On May 23, the Apsara National Authority and Thmey Thmey Media launch the book “The Guardians of Angkor.” Released first in Khmer and later on in English, the book celebrates ordinary Cambodians who live and work in Angkor Archeological Park as well as the Cambodian experts who today manage and keep on restoring the monuments and researching the many unknowns that remain about the history of the monuments and people who have lived next to them.
People featured in the book range from a monk in charge of a pagoda that has been at Angkor for 800 years or so; a stone “doctor” who cares for the monuments’ centuries-old stones; a villager blacksmith who made swords and knives, and his grandson who has taken over since he passed away; one of the rare makers of the musical instrument tro who remembers Angkor of the 1960s when people would go to the temples to get reprieve from the heat. Plus, the Cambodian architect, project manager and senior stoneworkers who were part of the first restoration project entirely handled by a Cambodian team, that of the Kandal Srah Srang temple.
“The book highlights the contribution and the importance of the Guardians of Angkor: Every person gets involved and contributes to protecting, restoring, researching and conserving the historical site of Angkor, be it the temples, culture or traditions,” said Minister of Culture and Fines Art Phoeurng Sackona. This joint effort between the APSARA National Authority and ThmeyThmey News will help make the public aware of all the people who contribute to protect Angkor and make this historical site a living one.
As APSARA Authority Director-General Hang Peou explained, the book will help make Cambodians as well as foreigners aware that this is a site with people who have lived in the shade of the temples for generations and that a small army of people work at making sure it remains standing for centuries. “The book underlines significant stories of people who are dedicating their lives to taking care of Angkor and its temples,” he said. “Their affection for this cultural heritage is unmeasurable and their dedication should be appreciated and supported,” he said.
Sao Phal Niseiy, editor in chief of Cambodianess.com—the English-language news website of ThmeyThmey.com—and co-author of the book, said that he hoped the book will not only make people aware of the ongoing conservation efforts at Angkor but also inspire people to value those involved in protecting and preserving this cultural heritage, which they do with passion and true affection for every element of this site.

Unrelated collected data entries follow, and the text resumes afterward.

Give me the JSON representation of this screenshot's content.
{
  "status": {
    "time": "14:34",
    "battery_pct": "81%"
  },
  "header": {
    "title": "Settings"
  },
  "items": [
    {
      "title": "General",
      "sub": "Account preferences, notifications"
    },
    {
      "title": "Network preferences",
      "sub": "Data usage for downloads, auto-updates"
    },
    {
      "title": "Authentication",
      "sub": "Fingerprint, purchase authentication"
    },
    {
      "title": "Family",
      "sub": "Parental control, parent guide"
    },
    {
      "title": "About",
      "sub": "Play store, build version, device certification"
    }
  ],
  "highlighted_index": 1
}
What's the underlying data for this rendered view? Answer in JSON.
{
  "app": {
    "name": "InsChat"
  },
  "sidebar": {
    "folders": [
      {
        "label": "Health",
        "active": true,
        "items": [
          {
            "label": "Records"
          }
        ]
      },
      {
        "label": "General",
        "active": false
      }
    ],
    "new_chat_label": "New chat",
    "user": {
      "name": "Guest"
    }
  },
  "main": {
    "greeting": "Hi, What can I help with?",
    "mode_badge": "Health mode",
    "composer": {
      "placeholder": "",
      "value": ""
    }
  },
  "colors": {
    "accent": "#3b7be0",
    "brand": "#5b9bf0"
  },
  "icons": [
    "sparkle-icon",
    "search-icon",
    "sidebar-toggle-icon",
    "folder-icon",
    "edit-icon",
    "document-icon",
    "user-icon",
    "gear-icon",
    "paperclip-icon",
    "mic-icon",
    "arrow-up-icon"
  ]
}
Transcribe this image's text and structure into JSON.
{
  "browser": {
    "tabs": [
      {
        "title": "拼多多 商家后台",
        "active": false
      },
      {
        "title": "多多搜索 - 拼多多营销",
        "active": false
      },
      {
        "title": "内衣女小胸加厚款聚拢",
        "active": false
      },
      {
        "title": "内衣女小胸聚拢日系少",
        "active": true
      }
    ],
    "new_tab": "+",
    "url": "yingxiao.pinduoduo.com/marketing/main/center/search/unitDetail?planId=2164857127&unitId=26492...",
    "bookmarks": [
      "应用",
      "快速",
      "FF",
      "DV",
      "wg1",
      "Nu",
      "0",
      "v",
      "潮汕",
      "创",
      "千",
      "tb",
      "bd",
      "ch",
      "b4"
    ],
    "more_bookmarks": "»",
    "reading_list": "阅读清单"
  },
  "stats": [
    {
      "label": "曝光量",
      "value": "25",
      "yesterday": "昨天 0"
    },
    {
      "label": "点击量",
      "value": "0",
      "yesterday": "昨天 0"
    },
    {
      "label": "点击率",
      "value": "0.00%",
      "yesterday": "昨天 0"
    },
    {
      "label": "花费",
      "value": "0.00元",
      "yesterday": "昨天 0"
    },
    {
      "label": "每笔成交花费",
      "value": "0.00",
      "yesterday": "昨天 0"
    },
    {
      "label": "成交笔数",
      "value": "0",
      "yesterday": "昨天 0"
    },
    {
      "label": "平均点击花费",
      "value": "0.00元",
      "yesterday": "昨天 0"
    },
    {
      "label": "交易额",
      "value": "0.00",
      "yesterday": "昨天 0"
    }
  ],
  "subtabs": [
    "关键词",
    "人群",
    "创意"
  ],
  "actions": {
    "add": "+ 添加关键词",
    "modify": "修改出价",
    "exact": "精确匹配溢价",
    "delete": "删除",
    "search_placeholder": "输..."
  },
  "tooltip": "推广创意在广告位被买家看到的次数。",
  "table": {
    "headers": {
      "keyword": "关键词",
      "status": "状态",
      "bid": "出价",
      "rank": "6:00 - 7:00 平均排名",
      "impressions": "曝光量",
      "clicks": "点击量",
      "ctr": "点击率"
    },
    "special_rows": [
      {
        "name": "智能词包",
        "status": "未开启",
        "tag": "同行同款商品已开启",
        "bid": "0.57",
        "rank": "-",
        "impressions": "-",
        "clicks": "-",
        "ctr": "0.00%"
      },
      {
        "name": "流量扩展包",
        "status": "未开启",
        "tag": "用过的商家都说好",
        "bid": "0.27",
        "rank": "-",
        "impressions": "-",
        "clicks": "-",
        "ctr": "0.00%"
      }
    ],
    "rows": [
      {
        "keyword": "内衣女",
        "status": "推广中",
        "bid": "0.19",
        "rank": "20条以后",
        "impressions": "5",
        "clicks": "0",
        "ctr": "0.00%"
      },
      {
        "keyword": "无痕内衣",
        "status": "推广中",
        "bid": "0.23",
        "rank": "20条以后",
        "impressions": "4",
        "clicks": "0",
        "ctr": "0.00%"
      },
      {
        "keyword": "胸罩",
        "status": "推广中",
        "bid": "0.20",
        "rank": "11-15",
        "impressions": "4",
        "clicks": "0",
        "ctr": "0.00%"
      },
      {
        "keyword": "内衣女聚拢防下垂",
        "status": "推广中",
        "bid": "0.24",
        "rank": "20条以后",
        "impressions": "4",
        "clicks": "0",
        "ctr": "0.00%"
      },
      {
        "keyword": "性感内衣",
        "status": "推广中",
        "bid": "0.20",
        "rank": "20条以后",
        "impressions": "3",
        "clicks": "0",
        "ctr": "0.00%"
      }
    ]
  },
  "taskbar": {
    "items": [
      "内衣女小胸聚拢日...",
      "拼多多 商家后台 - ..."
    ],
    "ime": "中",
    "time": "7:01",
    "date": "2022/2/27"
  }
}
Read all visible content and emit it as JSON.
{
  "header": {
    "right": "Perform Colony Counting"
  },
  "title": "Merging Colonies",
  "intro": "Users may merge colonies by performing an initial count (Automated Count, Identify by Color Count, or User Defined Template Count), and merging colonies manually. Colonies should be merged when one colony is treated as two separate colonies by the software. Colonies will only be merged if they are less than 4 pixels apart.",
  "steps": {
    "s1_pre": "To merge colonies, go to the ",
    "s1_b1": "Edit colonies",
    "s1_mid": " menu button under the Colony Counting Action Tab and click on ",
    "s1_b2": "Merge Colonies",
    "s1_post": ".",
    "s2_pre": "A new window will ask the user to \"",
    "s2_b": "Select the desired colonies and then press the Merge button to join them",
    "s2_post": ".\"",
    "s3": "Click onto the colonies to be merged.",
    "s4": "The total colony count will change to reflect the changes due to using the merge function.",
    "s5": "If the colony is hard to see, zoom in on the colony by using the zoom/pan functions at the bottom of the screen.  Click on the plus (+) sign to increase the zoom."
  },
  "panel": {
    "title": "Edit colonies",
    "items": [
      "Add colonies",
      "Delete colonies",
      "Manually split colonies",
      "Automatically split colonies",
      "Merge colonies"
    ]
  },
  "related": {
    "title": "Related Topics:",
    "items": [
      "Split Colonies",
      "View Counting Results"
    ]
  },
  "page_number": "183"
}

“The main purpose of the book is to not only tell the story of these local people and experts who have been preserving the millennium-old temples as well as the culture and practices of the Angkor area, but also that it helps readers, in general, be aware that these people actually are the guardians of Angkor. And that they deserve to get more appreciation, respect and support financially as well as morally,” he said.
“But this can only happen when people are aware of who they are, the work they do and the role they play to keep Angkor standing and alive,” Phal Niseiy added.
The 215-page book, which contains 15 chapters, will first be released in Khmer. The English-language version will come out at a later date.
The publication of the book is sponsored by Aide et Action International and Cambrew LTD.